Long-term care staff, physicians, and pharmacists have made it a priority to improve the appropriate prescribing of antipsychotics through strategies such as medication reviews and behaviour management supports. These efforts are being enhanced through project collaborations with the Canadian Foundation for Healthcare Improvement and the Ontario Medical Association/Ontario Ministry of Health and Long-Term Care.
Other news in CIHI's release of new long-term care data
Today's data results on CIHI's Your Health System In Depth website show a number of other positive trends in Ontario long-term care homes. Highlights of the findings from Ontario over the last four years (2010-11 to 2014-2015) include:
- nearly 8% (7.7%) decline in the number of residents on a potentially inappropriate antipsychotic, from 35% to 27.3%;
- nearly 9% (8.7%) decline in the number of residents in restraints (such as lap belts and bed rails), from 16.1% to 7.4%;
- 5% decline in the number of residents experiencing pain in long-term care, from 11.9% to 6.9%; and
- stable results in pressure ulcers, falls, and worsening depression.

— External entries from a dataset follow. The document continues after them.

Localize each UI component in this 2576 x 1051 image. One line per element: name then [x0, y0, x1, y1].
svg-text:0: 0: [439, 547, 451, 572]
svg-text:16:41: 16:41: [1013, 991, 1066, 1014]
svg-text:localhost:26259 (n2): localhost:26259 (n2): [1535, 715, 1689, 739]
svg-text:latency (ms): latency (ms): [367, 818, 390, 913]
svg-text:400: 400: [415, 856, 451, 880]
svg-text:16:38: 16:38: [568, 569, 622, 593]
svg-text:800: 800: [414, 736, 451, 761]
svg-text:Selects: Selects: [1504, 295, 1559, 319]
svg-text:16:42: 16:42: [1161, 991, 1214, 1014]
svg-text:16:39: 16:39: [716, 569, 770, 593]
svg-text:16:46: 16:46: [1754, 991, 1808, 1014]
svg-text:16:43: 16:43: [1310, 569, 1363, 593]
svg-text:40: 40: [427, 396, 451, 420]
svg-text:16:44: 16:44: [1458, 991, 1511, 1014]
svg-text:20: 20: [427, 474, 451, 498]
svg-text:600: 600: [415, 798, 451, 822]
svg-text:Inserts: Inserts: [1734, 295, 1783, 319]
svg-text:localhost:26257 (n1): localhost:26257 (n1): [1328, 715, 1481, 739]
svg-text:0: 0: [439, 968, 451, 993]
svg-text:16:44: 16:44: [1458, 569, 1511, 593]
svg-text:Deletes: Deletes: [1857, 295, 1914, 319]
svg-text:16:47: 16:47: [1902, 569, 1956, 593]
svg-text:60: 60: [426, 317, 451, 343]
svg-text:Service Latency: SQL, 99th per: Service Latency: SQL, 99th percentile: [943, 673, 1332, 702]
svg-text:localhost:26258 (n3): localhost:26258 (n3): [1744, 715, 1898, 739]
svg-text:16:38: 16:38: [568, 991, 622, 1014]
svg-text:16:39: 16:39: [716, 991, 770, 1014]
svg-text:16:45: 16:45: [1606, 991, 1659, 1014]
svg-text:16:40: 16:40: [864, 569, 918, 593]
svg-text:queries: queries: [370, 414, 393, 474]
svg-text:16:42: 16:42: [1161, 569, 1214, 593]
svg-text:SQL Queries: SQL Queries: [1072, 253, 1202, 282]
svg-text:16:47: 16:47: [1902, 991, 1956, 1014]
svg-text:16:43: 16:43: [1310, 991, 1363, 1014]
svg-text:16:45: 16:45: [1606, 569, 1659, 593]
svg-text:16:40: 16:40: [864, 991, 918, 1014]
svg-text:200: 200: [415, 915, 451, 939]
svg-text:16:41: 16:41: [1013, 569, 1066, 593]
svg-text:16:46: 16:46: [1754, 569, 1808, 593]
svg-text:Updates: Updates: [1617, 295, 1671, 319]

"Staff in long-term care homes care about their residents and want to ensure they're providing the best possible care," says Candace Chartier, CEO of the Ontario Long Term Care Association. "This information helps homes to identify where things are going well and where to focus their efforts for improvements. Even a stable result can be a promising sign, because we're looking after residents with much higher health care needs than even five years ago." People are staying at home for longer, she explains, and by the time they come to long-term care, they are at a more advanced stage of their health conditions and/or dementia.
The Association has made recommendations to government to help support homes as they strengthen quality of care. Specifically, the Association is asking for:
- a behavioural support team in every long-term care home in the province to help manage the challenging behaviours that can accompany dementia;
- annual funding increases that improve resident care, comfort and safety by adequately covering rising operational and staffing costs; and
- better funding and other supports for the construction of new homes with more privacy and generous common spaces, which are particularly important for people with dementia.